Lumia 950 left, Nokia XR20 5G right
Lumia 950 left, Nokia XR20 5G Right
Despite nearly 6 years of gap between them, the Pureview processing algorithm yields superior results on a much older hardware.
My take on this issue and more samples of images in my video below.
The lack of Zeiss in future Nokia products may be offsetting for some. But companies like Apple and Samsung are doing just fine without such branding. Hardware is just part of the equation and a good software is equally prudent. But at where Nokia or rather HMD Global is, software is where they lack the most.
In September, there could be 2 possibilities. We might get to see Zeiss branded optics on the newer X series. Remember the mythical Nokia 7.3 or whatever it was called internally? There is a very small possibility that this device gets rebranded as a new X series. Unfortunately, the probability for this is very low as the design language would not fit into their current lineup.

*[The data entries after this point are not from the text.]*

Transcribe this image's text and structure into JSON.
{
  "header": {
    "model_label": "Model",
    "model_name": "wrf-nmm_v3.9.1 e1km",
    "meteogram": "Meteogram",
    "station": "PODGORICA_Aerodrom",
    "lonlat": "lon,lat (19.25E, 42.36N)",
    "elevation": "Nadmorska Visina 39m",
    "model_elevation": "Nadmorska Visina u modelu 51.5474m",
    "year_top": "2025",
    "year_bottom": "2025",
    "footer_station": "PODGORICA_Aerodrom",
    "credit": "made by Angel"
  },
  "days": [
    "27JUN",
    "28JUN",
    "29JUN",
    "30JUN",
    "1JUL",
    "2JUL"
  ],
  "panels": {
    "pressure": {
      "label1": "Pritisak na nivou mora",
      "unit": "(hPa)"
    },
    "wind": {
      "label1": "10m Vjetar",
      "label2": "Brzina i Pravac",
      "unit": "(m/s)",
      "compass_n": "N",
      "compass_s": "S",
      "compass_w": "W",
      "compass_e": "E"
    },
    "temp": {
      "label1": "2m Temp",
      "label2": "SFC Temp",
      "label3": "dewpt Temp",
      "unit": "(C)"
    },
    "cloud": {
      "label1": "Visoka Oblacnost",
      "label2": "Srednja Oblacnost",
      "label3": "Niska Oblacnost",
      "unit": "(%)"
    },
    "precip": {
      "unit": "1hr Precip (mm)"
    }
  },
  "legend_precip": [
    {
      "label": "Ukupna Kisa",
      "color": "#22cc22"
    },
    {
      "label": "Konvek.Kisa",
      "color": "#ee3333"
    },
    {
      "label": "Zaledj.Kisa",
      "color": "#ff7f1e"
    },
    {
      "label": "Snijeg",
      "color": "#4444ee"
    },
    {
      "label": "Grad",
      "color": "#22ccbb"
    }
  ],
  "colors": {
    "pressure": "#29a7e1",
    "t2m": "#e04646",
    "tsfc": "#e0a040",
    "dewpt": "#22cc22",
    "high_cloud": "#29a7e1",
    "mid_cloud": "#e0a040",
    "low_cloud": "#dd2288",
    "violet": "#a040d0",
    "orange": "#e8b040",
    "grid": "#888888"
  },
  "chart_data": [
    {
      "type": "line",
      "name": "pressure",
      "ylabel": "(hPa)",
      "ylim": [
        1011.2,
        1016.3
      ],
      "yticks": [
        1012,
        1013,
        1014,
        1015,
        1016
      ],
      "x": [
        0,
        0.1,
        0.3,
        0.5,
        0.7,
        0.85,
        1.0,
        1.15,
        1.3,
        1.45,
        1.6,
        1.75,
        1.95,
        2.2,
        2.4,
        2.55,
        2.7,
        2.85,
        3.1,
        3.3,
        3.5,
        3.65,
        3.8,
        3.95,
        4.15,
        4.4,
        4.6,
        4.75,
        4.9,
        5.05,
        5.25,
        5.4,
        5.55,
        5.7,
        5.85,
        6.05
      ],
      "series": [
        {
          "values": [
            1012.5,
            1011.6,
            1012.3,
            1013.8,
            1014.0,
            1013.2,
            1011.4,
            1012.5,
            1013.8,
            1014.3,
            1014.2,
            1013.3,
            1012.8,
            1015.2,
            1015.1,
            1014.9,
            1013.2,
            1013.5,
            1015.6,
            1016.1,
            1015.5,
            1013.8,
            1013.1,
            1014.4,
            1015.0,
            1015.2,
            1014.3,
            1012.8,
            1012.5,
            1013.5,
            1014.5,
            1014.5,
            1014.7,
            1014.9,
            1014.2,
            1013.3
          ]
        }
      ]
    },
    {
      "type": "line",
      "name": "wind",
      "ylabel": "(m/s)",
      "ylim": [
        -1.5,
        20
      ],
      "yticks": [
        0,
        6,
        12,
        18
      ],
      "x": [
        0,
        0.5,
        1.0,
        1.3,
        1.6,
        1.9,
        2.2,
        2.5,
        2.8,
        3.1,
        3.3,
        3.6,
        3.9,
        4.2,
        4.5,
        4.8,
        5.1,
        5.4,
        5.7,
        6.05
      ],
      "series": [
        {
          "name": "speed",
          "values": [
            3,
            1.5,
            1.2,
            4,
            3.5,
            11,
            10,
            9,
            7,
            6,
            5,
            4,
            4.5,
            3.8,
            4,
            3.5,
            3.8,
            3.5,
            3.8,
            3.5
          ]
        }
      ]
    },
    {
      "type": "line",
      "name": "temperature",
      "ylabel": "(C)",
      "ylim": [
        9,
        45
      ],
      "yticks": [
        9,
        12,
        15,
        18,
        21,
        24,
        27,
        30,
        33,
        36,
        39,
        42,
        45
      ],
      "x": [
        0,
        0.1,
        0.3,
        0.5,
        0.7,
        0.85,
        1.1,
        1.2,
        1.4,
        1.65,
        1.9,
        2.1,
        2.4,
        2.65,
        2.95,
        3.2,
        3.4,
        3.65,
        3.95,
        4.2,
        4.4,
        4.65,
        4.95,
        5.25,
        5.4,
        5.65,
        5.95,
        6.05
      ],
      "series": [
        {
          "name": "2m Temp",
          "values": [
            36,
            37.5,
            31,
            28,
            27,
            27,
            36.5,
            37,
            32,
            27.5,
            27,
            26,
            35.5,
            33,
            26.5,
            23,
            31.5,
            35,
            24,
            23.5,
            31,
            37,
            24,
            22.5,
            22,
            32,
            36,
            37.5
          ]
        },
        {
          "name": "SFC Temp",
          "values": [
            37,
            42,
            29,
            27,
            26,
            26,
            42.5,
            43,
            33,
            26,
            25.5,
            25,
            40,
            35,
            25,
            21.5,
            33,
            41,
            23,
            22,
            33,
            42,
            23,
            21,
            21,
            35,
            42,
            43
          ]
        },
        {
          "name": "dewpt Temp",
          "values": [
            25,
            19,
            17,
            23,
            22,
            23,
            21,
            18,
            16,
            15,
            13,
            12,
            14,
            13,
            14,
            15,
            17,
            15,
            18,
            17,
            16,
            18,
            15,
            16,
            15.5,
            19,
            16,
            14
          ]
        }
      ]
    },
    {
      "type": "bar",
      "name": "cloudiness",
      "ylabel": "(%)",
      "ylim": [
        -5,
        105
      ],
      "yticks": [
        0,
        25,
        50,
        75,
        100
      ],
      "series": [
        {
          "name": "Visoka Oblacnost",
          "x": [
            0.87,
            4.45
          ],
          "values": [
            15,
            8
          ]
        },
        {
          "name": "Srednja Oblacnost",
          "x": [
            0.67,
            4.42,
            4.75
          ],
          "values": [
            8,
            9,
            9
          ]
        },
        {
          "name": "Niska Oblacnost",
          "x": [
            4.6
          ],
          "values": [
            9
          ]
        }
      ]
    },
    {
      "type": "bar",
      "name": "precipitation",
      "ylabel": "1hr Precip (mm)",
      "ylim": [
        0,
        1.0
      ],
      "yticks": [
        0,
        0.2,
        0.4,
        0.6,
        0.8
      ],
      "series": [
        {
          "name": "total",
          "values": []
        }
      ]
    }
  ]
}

But truth be told, the so called generic designs like those on the G11/G21 might be reserved only for the lower midrange device and Nokia might be retaining unique design for their upper midrange offerings. The second possibility is that the devices in September are all brand new line up, probably with a new design language and for the first time offering Pureview branding without Zeiss optics. If HMD Global decides to go all ultra budget in September, do expect the current design language with a camera module which lacks Pureview branding and Zeiss branding altogether.
Whatever comes in September, I believe this will be the ultimatum for the remaining Nokia loyalist. With current Nokia phones getting more and more distant than the original Nokia DNA, HMD Global needs to return back to their roots to what makes a Nokia device Nokia.